Je m'exprimerai sur l'organisation de l'agence, car la santé publique serait un sujet très vaste.
Santé publique France est une agence toute nouvelle, que j'ai créée. Son organisation est, selon moi, aujourd'hui fonctionnelle. Se pose également la question des moyens ; on compte à peu près 650 agents à Santé publique France. En Angleterre - je parle bien de l'Angleterre seule et non de la Grande-Bretagne -, il y a 8 000 personnes ; voilà le fossé dans l'investissement public entre chez nous et outre-Manche.
Maintenant, quels sont les manques en matière de santé publique ? Considérons les situations sanitaires exceptionnelles, dont fait partie la situation actuelle ; ce qui fait probablement le plus défaut, pour en avoir discuté avec Santé publique France, c'est la taille des cellules régionales. Ces cellules sont chargées de l'épidémiologie régionale - cela permet à Santé publique France de ne pas être aveugle - et des investigations ; chacune d'elles compte entre 5 et 10 personnes, ce qui est, à mon sens, totalement sous-dimensionné pour faire face à ce genre de situation et pour procéder correctement aux investigations.
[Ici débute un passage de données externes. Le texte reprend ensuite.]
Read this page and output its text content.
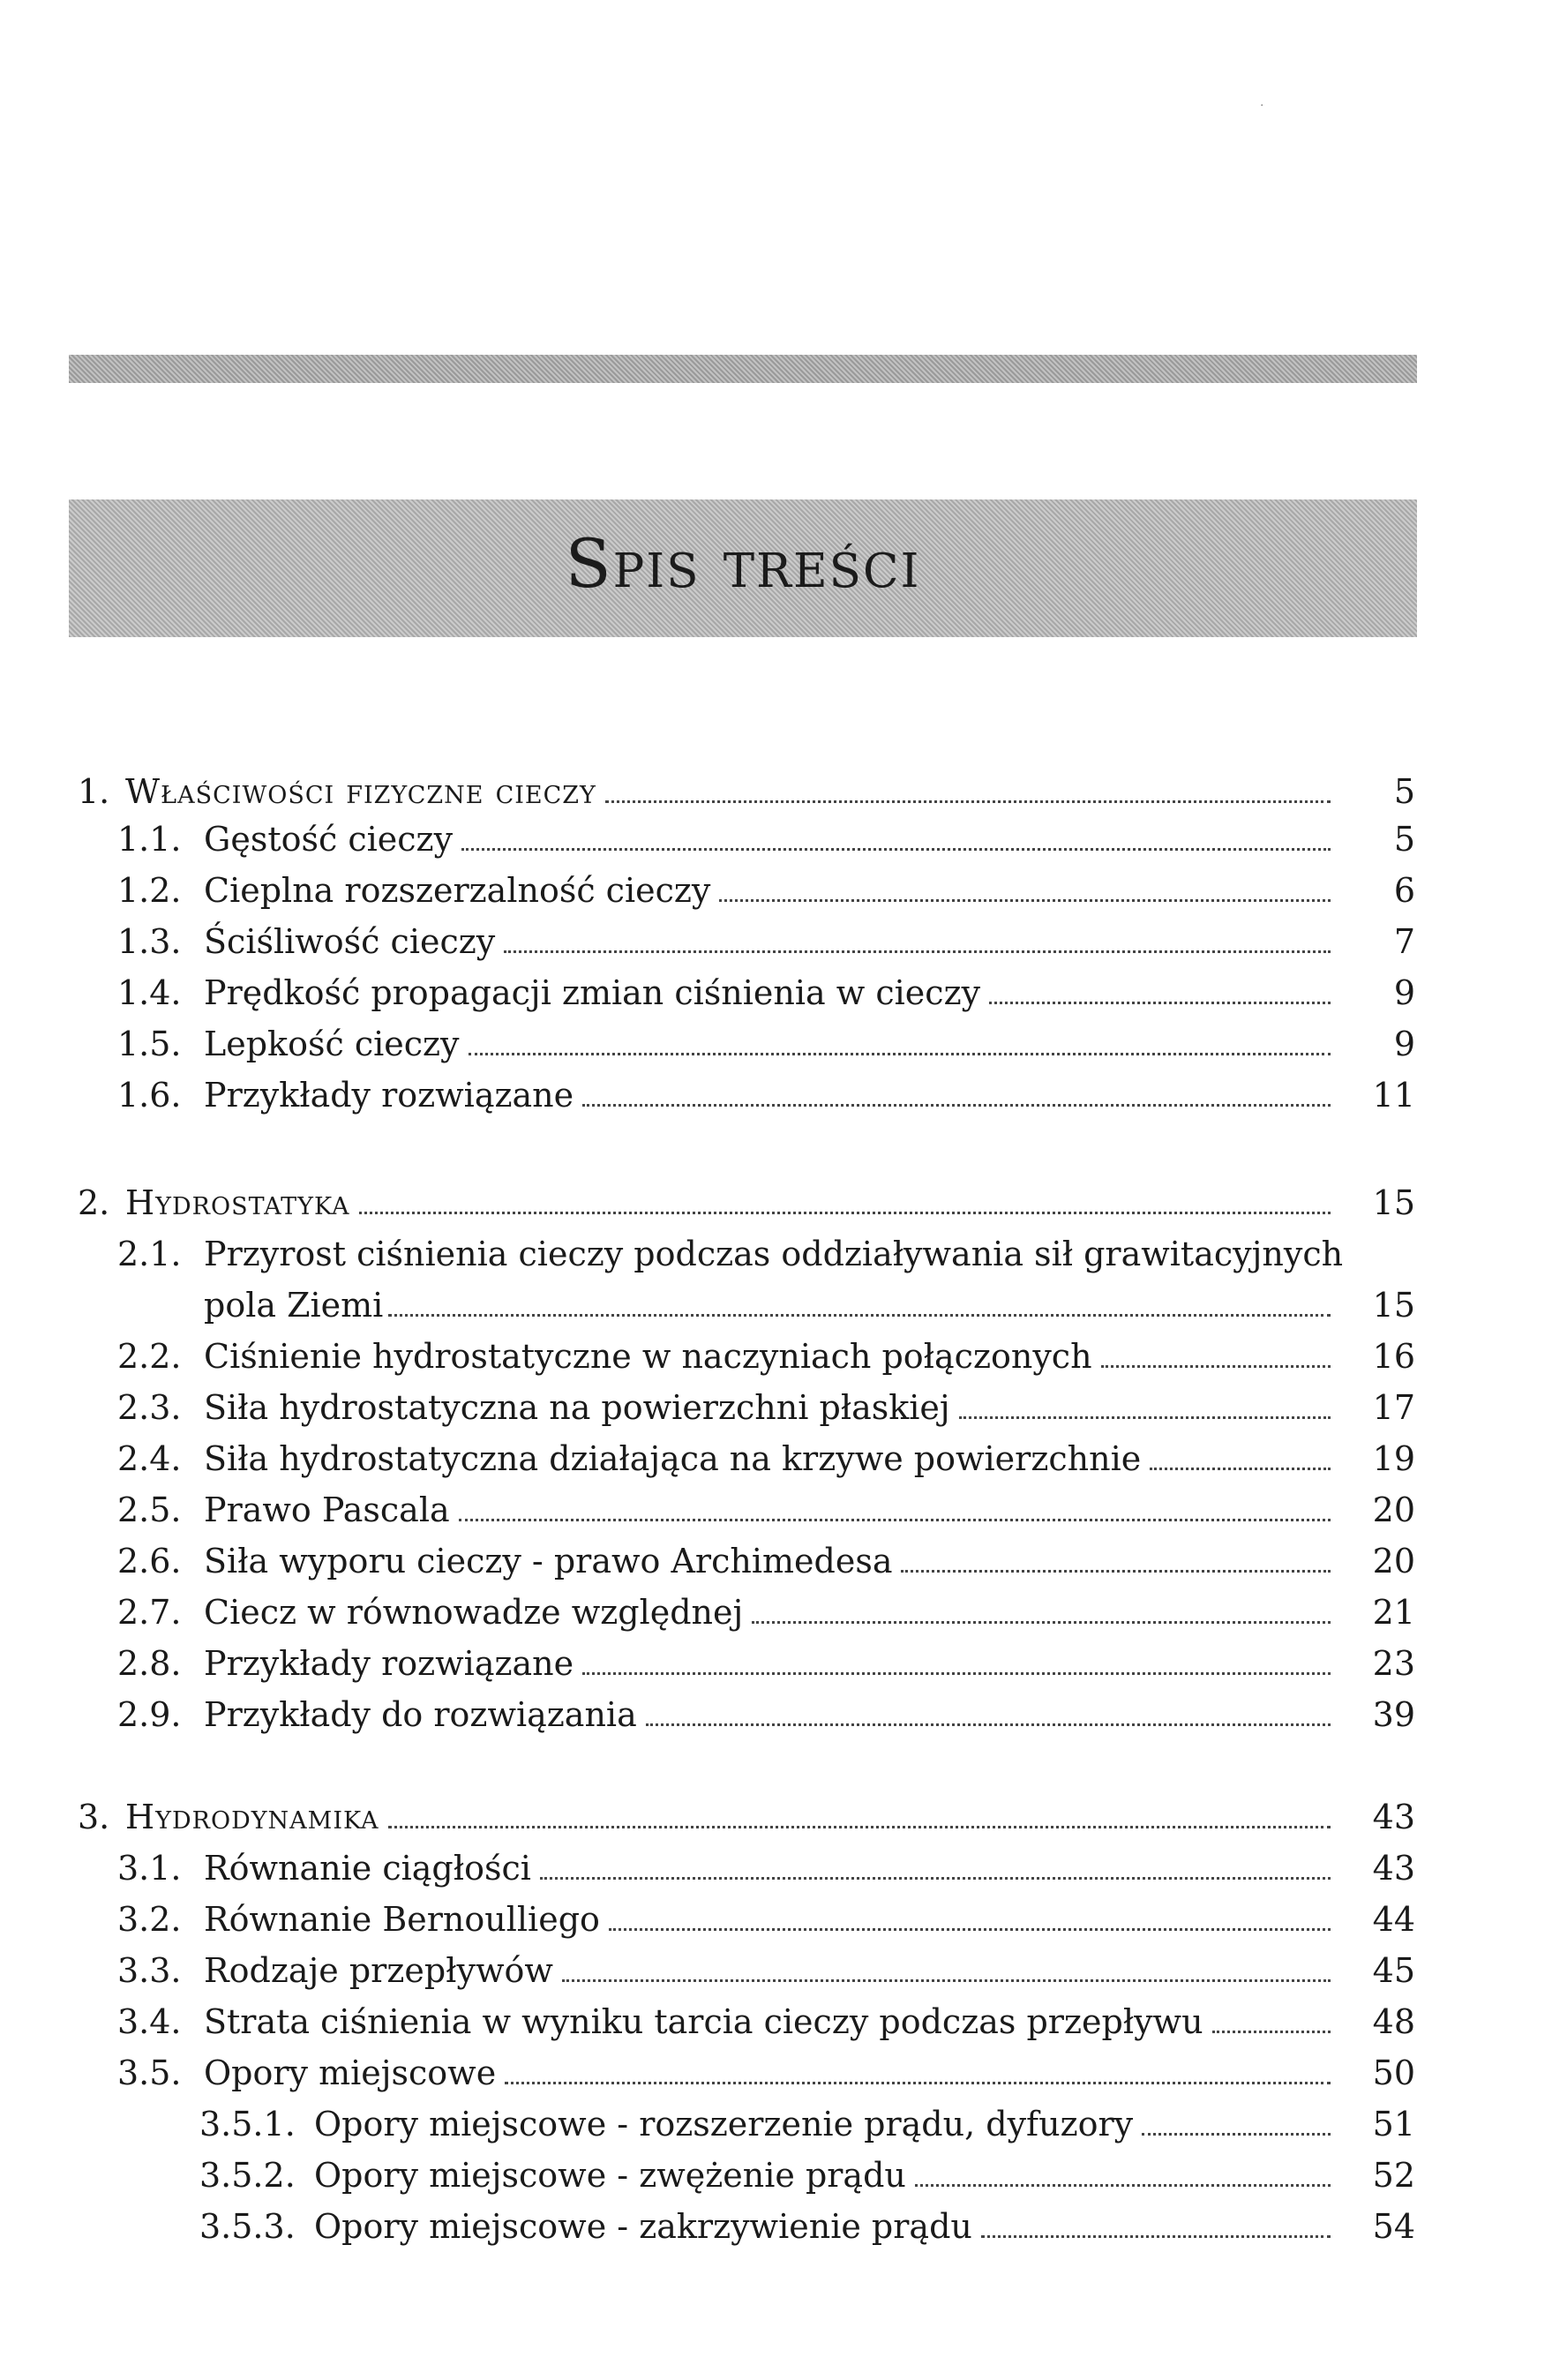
·
Spis treści
1. Właściwości fizyczne cieczy	5
1.1. Gęstość cieczy	5
1.2. Cieplna rozszerzalność cieczy	6
1.3. Ściśliwość cieczy	7
1.4. Prędkość propagacji zmian ciśnienia w cieczy	9
1.5. Lepkość cieczy	9
1.6. Przykłady rozwiązane	11
2. Hydrostatyka	15
2.1. Przyrost ciśnienia cieczy podczas oddziaływania sił grawitacyjnych
pola Ziemi	15
2.2. Ciśnienie hydrostatyczne w naczyniach połączonych	16
2.3. Siła hydrostatyczna na powierzchni płaskiej	17
2.4. Siła hydrostatyczna działająca na krzywe powierzchnie	19
2.5. Prawo Pascala	20
2.6. Siła wyporu cieczy - prawo Archimedesa	20
2.7. Ciecz w równowadze względnej	21
2.8. Przykłady rozwiązane	23
2.9. Przykłady do rozwiązania	39
3. Hydrodynamika	43
3.1. Równanie ciągłości	43
3.2. Równanie Bernoulliego	44
3.3. Rodzaje przepływów	45
3.4. Strata ciśnienia w wyniku tarcia cieczy podczas przepływu	48
3.5. Opory miejscowe	50
3.5.1. Opory miejscowe - rozszerzenie prądu, dyfuzory	51
3.5.2. Opory miejscowe - zwężenie prądu	52
3.5.3. Opory miejscowe - zakrzywienie prądu	54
Sur l'expertise, l'Europe procède à des évaluations rapides du risque, ou risk assessment. Je me demande si l'agence ne devrait pas également mener, de manière officielle et transparente, du risk assessment rapide, c'est-à-dire disposer d'une expertise publique mobilisable rapidement et qui permette d'alerter le Parlement et les autres acteurs.
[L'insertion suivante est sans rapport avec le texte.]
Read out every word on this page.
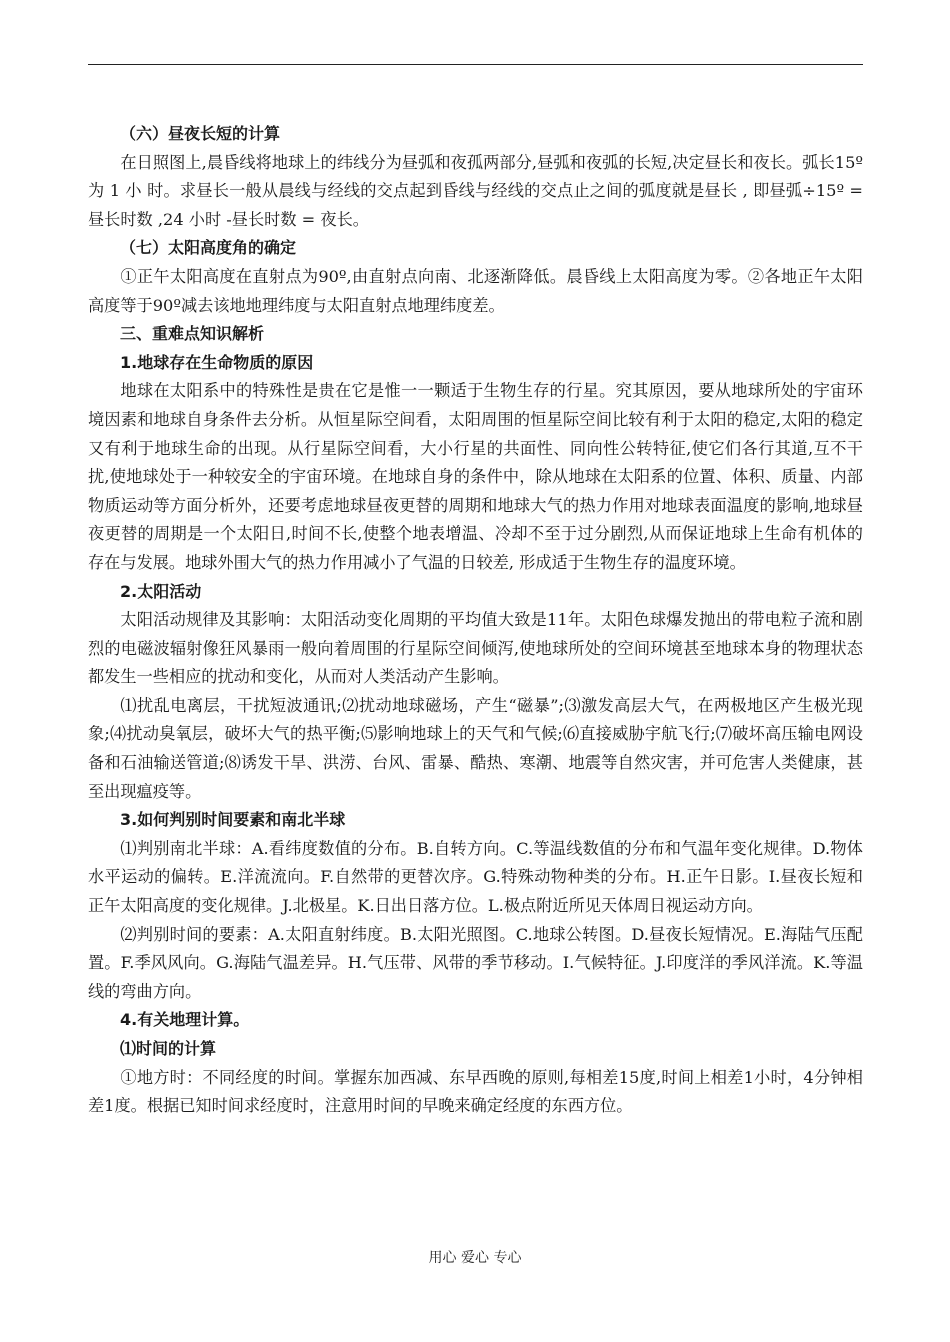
（六）昼夜长短的计算

在日照图上,晨昏线将地球上的纬线分为昼弧和夜孤两部分,昼弧和夜弧的长短,决定昼长和夜长。弧长15º为 1 小 时。求昼长一般从晨线与经线的交点起到昏线与经线的交点止之间的弧度就是昼长 , 即昼弧÷15º = 昼长时数 ,24 小时 -昼长时数 = 夜长。

（七）太阳高度角的确定

①正午太阳高度在直射点为90º,由直射点向南、北逐渐降低。晨昏线上太阳高度为零。②各地正午太阳高度等于90º减去该地地理纬度与太阳直射点地理纬度差。

三、重难点知识解析

1.地球存在生命物质的原因

地球在太阳系中的特殊性是贵在它是惟一一颗适于生物生存的行星。究其原因，要从地球所处的宇宙环境因素和地球自身条件去分析。从恒星际空间看，太阳周围的恒星际空间比较有利于太阳的稳定,太阳的稳定又有利于地球生命的出现。从行星际空间看，大小行星的共面性、同向性公转特征,使它们各行其道,互不干扰,使地球处于一种较安全的宇宙环境。在地球自身的条件中，除从地球在太阳系的位置、体积、质量、内部物质运动等方面分析外，还要考虑地球昼夜更替的周期和地球大气的热力作用对地球表面温度的影响,地球昼夜更替的周期是一个太阳日,时间不长,使整个地表增温、冷却不至于过分剧烈,从而保证地球上生命有机体的存在与发展。地球外围大气的热力作用减小了气温的日较差, 形成适于生物生存的温度环境。

2.太阳活动

太阳活动规律及其影响：太阳活动变化周期的平均值大致是11年。太阳色球爆发抛出的带电粒子流和剧烈的电磁波辐射像狂风暴雨一般向着周围的行星际空间倾泻,使地球所处的空间环境甚至地球本身的物理状态都发生一些相应的扰动和变化，从而对人类活动产生影响。

⑴扰乱电离层，干扰短波通讯;⑵扰动地球磁场，产生“磁暴”;⑶激发高层大气，在两极地区产生极光现象;⑷扰动臭氧层，破坏大气的热平衡;⑸影响地球上的天气和气候;⑹直接威胁宇航飞行;⑺破坏高压输电网设备和石油输送管道;⑻诱发干旱、洪涝、台风、雷暴、酷热、寒潮、地震等自然灾害，并可危害人类健康，甚至出现瘟疫等。

3.如何判别时间要素和南北半球

⑴判别南北半球：A.看纬度数值的分布。B.自转方向。C.等温线数值的分布和气温年变化规律。D.物体水平运动的偏转。E.洋流流向。F.自然带的更替次序。G.特殊动物种类的分布。H.正午日影。I.昼夜长短和正午太阳高度的变化规律。J.北极星。K.日出日落方位。L.极点附近所见天体周日视运动方向。

⑵判别时间的要素：A.太阳直射纬度。B.太阳光照图。C.地球公转图。D.昼夜长短情况。E.海陆气压配置。F.季风风向。G.海陆气温差异。H.气压带、风带的季节移动。I.气候特征。J.印度洋的季风洋流。K.等温线的弯曲方向。

4.有关地理计算。

⑴时间的计算

①地方时：不同经度的时间。掌握东加西减、东早西晚的原则,每相差15度,时间上相差1小时，4分钟相差1度。根据已知时间求经度时，注意用时间的早晚来确定经度的东西方位。

用心 爱心 专心
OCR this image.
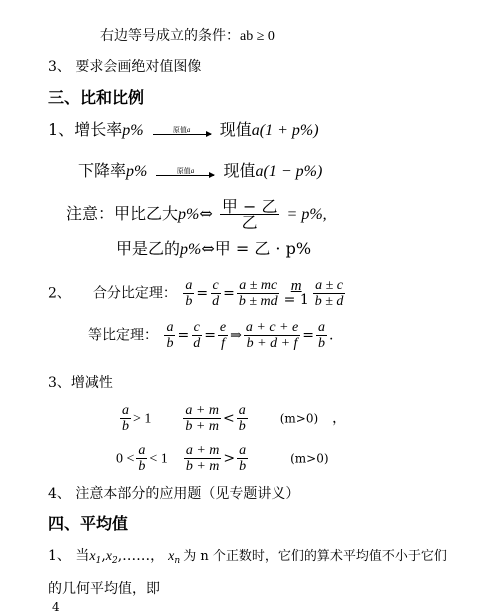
右边等号成立的条件：ab ≥ 0
3、 要求会画绝对值图像
三、比和比例
1、增长率p%	原值a 现值a(1 + p%)
下降率p%	原值a 现值a(1 − p%)
注意：甲比乙大p%⇔ $\frac{\text{甲 − 乙}}{\text{乙}} = p\%$,
甲是乙的p%⇔甲 = 乙 · p%
2、 合分比定理： $\frac{a}{b} = \frac{c}{d} = \frac{a \pm mc}{b \pm md} \frac{m}{= 1} \frac{a \pm c}{b \pm d}$
等比定理： $\frac{a}{b} = \frac{c}{d} = \frac{e}{f}$ ⇒ $\frac{a + c + e}{b + d + f} = \frac{a}{b}$ .
3、增减性
$\frac{a}{b} > 1 \frac{a + m}{b + m} < \frac{a}{b}$	(m>0) ，
$0 < \frac{a}{b} < 1 \frac{a + m}{b + m} > \frac{a}{b}$	(m>0)
4、 注意本部分的应用题（见专题讲义）
四、平均值
1、 当$x_1,x_2,\dots\dots$， $x_n$ 为 n 个正数时，它们的算术平均值不小于它们
的几何平均值，即
4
En ce qui concerne les stocks, on est repassé d'un stock pour la population à un stock stratégique. Un stock stratégique centralisé me semble plus à même de répondre à la diversité des situations que, par définition, on ne connaît pas, de manière à pouvoir répondre à l'urgence, que cela concerne l'hôpital, la ville ou une entreprise, en étant le plus réactif possible. Au-delà de la pandémie grippale, la centralisation de l'estimation des besoins me paraît importante.
Par ailleurs, l'établissement pharmaceutique et les réservistes sont dimensionnés pour être des fonctions dormantes. L'établissement pharmaceutique représente moins de 10 personnes, dont 2 sont affectées à la logistique. Si l'on conduit un travail important d'acquisition de masques, on fait appel à des réservistes sanitaires alors que l'on aurait besoin d'un minimum de structuration.
Pour ce qui concerne la fonction de prévention, Santé publique France est très sous-dotée. La prévention contre l'alcool, la drogue et le tabac représente moins de 10 personnes, alors qu'il s'agit des principaux déterminants de santé et c'est à peu près équivalent pour la nutrition. On aurait vraiment besoin de compter plus d'experts et d'agents opérationnels chargés du marketing social. En outre, il faudrait investir les populations ; on a commencé de le faire pour les personnes âgées et la petite enfance, mais c'est très insuffisant pour correspondre aux critères des grandes agences de santé publique.
Enfin, si j'avais une recommandation concernant la surveillance, je dirais que l'accent doit être mis sur l'environnement ; le rêve des environnementalistes serait d'avoir, à l'instar de la plateforme de données en santé (health datahub), un datahub en environnement, afin de croiser les données de santé et les données d'environnement. Néanmoins, cela impliquerait, là encore, de disposer des ressources pour mener les études et identifier les liens entre facteurs d'exposition et état de santé.